3.      Energy transition is at a crossroads – will the focus on energy security reduce the pace of the energy transition? There were mixed signals although every senior official and oil and gas executive insisted on the need to diversify the mix of energy sources towards more renewables and to decarbonize the fossil ones. The European plan REPowerEU, released during the Conference, reinforced that accelerating the energy transition would be a key mechanism to reduce dependence on fossil fuel imports and guarantee energy security. It highlighted the need to invest in renewables and hydrogen, while ensuring gas supply from other countries, through new pipelines and LNG facilities. Some of the European countries also made the case for nuclear plants, although there is no consensus. In the US, officials call for increased short-term oil and gas shale production, in addition to innovative technologies such as hydrogen and CCS. There is a clear recognition that climate change impacts are already imposing a severe economic toll on economies and vulnerable communities, strengthening the case for the energy transition. Governments could better articulate and plan the transition, providing the necessary frameworks and incentives to reconcile energy needs and lower carbon solutions. Supply and demand should be both considered to avoid increased volatility and uncertainty, while enabling a smoother and orderly transition.

 4.      We need to decarbonize what cannot be electrified – even though there was a strong emphasis on the energy needed to power our economies, hydrogen and carbon management were the stars of CERAWeek’s innovation hubs. Hard to abate industries cannot rely on deep electrification to feed their processes, neither can maritime and aviation activities. While blue hydrogen stood out as being more competitive in the US due to affordable natural gas prices and the availability to deploy carbon and capture, green hydrogen was considered the solution to decarbonize heavy industries in Europe. When converted into ammonia, hydrogen can also be a carrier for long maritime routes and help to decarbonize other industries such as fertilizers. Scaling up is critical to reach competitiveness, both for hydrogen and CCS. In this context the concept of developing hubs close to port facilities looked promising. Although at the early stage technologies such as direct air capture are already being tested. Nature-based solutions could be more competitive in certain geographies if they are able to credibly demonstrate that they contribute to avoid, reduce or remove carbon from the atmosphere.
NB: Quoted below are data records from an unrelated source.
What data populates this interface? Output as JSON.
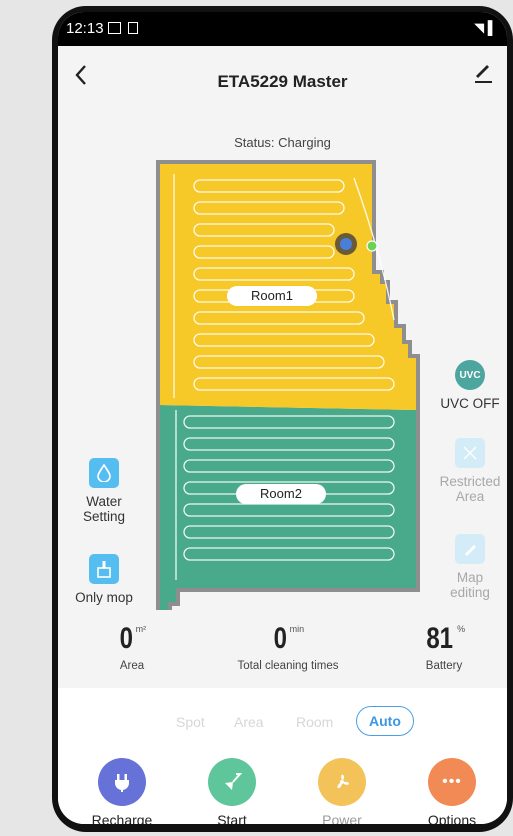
{
  "statusbar": {
    "time": "12:13",
    "signal": "◥ ▌"
  },
  "header": {
    "title": "ETA5229 Master",
    "back_icon": "chevron-left-icon",
    "edit_icon": "pencil-icon"
  },
  "status_text": "Status: Charging",
  "map": {
    "room1": "Room1",
    "room2": "Room2",
    "room1_color": "#f6c929",
    "room2_color": "#48a98b",
    "wall_color": "#8e8e8e"
  },
  "left_controls": {
    "water_setting": "Water Setting",
    "only_mop": "Only mop"
  },
  "right_controls": {
    "uvc_icon_text": "UVC",
    "uvc": "UVC OFF",
    "restricted": "Restricted Area",
    "map_editing": "Map editing"
  },
  "stats": {
    "area": {
      "value": "0",
      "unit": "m²",
      "label": "Area"
    },
    "cleaning": {
      "value": "0",
      "unit": "min",
      "label": "Total cleaning times"
    },
    "battery": {
      "value": "81",
      "unit": "%",
      "label": "Battery"
    }
  },
  "modes": {
    "spot": "Spot",
    "area": "Area",
    "room": "Room",
    "auto": "Auto",
    "selected": "Auto"
  },
  "actions": {
    "recharge": "Recharge",
    "start": "Start",
    "power": "Power",
    "options": "Options"
  },
  "colors": {
    "accent": "#3b97e6",
    "recharge": "#6672d8",
    "start": "#5ec69a",
    "power": "#f3c35a",
    "options": "#f28a56"
  }
}
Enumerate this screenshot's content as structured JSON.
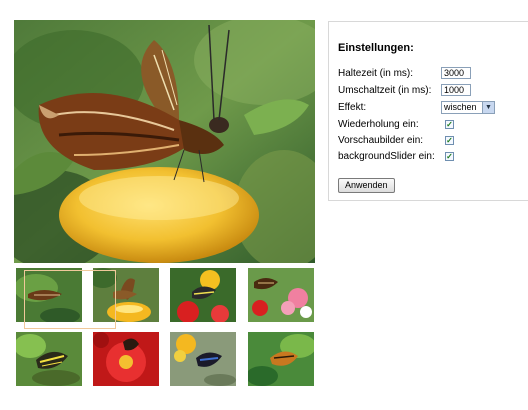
{
  "settings": {
    "title": "Einstellungen:",
    "hold_label": "Haltezeit (in ms):",
    "hold_value": "3000",
    "switch_label": "Umschaltzeit (in ms):",
    "switch_value": "1000",
    "effect_label": "Effekt:",
    "effect_value": "wischen",
    "repeat_label": "Wiederholung ein:",
    "repeat_checked": true,
    "preview_label": "Vorschaubilder ein:",
    "preview_checked": true,
    "bgslider_label": "backgroundSlider ein:",
    "bgslider_checked": true,
    "apply_label": "Anwenden"
  },
  "gallery": {
    "main_image_icon": "butterfly-on-orange-photo",
    "thumbnail_count": 8,
    "selected_thumbnail": 1
  }
}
 5.      Latin America: can we avoid being left behind? Amid the world turmoil, Latin American countries did not gather much of the attention. While being a reliable energy producer, with a larger than the global average share of renewables, the continent lacks overall integration and is not considered yet a potential net exporter of energy to the world. Natural gas is a complementary source to the renewables and part of the total energy mix for years to come. But there is a sense of loss of opportunities when it comes to attracting financial resources at scale, which could be deployed in a wide variety of energy sources. The emphasis was about long-term predictability, the rule of law and a pro-market approach.

What’s next? In the short term, we should pay attention to the prices of oil and gas as well as their impact on the electricity bills, which is already significant (Brent prices reached USD 140/b, a 10- year high) but could ramp up even further. In the mid-term, will this volatility lead to a global, 1970s-style stagflation?

On the geopolitical front, the way China will handle the increased turbulence and the extent to which it could serve as a mediator and prevent an escalation of the invasion remain to be seen.

Finally, let’s not forget that innovation is key to deliver robust, resilient, and low carbon energy systems – so keep an eye on critical minerals, long duration batteries, EV charging systems, hydrogen ecosystems, and carbon removal technologies, among others!


Note: Clarissa Lins is a founding partner at Catavento / Board member. Details from her post on LinkedIn.